Le reste : la barrière de la langue, la phobie des avions... ne constitue rien d'insurmontable pour qui est très motivé.

 

Forcément ! Mais tu évoquais 2013 et le débat sur l’ouverture du mariage. Aujourd’hui, Emmanuel Macron veut ouvrir le débat sur la PMA et on voit déjà certaines positions radicalisées s’exprimer. Tu penses quoi du projet du gouvernement ?

De mémoire, la PMA aurait déjà dû être ouverte aux femmes célibataires et aux couples de femmes il y a des années mais l'indécision de François Hollande et l’hypothétique vote de la mesure avec une « loi famille » n'a jamais eu lieu.
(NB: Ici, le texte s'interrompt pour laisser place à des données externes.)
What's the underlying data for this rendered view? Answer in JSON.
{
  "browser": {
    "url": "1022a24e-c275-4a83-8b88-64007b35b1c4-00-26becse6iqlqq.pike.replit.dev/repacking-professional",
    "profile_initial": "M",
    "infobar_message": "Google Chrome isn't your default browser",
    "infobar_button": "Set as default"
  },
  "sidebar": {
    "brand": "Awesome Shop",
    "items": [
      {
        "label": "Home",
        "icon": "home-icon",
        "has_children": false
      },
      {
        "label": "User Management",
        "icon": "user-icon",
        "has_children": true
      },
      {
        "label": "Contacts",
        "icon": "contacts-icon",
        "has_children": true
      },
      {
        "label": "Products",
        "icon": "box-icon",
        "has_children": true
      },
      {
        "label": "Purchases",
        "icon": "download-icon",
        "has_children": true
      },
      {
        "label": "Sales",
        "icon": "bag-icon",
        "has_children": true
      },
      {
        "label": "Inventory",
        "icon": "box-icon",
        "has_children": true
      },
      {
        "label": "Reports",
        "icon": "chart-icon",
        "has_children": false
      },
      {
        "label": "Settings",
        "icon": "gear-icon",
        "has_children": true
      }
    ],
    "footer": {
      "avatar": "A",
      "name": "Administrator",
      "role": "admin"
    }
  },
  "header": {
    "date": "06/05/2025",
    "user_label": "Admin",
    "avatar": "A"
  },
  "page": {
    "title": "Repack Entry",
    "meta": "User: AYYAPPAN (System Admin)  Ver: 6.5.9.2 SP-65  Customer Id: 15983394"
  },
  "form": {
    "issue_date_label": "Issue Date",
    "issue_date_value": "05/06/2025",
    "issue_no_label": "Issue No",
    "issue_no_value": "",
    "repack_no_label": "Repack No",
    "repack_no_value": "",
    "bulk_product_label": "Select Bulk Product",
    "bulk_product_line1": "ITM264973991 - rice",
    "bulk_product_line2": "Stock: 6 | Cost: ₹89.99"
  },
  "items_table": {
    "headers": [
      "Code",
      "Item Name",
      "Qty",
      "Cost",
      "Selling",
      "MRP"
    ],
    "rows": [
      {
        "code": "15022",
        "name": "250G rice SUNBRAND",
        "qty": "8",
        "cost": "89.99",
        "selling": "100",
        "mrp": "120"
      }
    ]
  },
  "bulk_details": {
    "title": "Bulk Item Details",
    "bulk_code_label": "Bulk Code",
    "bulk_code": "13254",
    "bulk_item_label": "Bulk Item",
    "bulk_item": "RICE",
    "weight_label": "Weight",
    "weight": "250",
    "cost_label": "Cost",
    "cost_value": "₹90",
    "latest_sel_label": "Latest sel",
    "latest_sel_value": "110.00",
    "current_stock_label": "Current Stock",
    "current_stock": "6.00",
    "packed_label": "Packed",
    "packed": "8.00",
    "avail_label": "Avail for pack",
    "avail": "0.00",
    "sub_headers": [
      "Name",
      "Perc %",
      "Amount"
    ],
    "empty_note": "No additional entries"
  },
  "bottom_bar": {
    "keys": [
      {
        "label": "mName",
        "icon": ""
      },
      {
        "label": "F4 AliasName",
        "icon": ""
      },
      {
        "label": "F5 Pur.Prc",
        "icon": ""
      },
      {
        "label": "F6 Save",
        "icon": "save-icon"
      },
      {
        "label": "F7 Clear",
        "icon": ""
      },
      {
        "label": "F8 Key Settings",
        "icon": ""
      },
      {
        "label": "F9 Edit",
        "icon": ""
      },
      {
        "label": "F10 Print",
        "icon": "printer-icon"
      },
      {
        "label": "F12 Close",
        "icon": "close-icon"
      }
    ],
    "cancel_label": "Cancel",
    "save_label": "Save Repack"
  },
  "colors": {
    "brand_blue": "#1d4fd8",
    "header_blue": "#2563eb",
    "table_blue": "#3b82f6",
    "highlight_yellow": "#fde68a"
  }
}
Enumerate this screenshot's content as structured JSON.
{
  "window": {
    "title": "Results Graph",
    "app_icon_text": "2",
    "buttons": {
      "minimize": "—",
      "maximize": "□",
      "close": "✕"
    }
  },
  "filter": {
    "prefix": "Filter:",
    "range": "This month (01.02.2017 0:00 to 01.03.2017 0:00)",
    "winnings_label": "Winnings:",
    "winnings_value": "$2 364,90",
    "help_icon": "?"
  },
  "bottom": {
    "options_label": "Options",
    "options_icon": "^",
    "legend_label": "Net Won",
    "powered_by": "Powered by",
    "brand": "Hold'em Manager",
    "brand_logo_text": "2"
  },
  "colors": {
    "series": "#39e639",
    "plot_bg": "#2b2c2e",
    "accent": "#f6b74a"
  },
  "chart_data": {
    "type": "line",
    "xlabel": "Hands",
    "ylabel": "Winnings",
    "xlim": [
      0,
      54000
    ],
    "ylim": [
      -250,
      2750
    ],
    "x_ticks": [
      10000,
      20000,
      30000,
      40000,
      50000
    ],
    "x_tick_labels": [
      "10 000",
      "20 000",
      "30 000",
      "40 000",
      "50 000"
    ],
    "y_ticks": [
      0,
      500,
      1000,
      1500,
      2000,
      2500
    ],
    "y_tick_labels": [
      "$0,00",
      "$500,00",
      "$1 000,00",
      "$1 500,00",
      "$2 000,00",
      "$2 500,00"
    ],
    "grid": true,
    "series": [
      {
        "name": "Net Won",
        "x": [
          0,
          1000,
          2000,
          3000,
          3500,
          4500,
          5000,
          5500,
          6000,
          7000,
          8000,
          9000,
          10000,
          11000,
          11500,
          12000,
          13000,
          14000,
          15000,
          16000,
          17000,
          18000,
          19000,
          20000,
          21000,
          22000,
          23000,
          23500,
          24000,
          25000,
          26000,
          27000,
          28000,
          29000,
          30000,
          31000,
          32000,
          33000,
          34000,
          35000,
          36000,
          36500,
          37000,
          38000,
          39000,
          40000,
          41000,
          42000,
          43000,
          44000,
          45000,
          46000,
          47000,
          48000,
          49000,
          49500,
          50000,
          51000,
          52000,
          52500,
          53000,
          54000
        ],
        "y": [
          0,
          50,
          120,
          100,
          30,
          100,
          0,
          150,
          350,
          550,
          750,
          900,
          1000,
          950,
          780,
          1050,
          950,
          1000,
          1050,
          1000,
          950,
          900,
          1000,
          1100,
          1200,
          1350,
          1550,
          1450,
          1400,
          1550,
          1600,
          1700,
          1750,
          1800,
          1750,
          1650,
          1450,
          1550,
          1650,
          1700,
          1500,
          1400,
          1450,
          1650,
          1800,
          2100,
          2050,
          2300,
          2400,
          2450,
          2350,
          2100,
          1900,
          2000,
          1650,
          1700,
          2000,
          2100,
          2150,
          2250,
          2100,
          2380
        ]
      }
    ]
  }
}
La première grande victoire de LMPT dont le coût a été terrible.

Depuis de nombreux avis positifs et convergents ont été rendus par le CCNE, l'ordre des médecins, le Haut conseil à l'égalité entre les femmes et les hommes et pourtant je lis aujourd'hui qu'Emmanuel Macron parle - à nouveau - de ne pas heurter les consciences de certains ? Ne nous y trompons pas, ce sont nos familles et nos vies qui ont été et sont meurtries.

Que le gouvernement cesse de tergiverser, il ne peut pas ménager la chèvre et le chou. Il fera des mécontents alors autant le faire dans le camp ultra-minoritaire des conservateurs religieux et au profit de l'égalité de toutes les femmes. La société dans son immense majorité est, elle, prête depuis longtemps.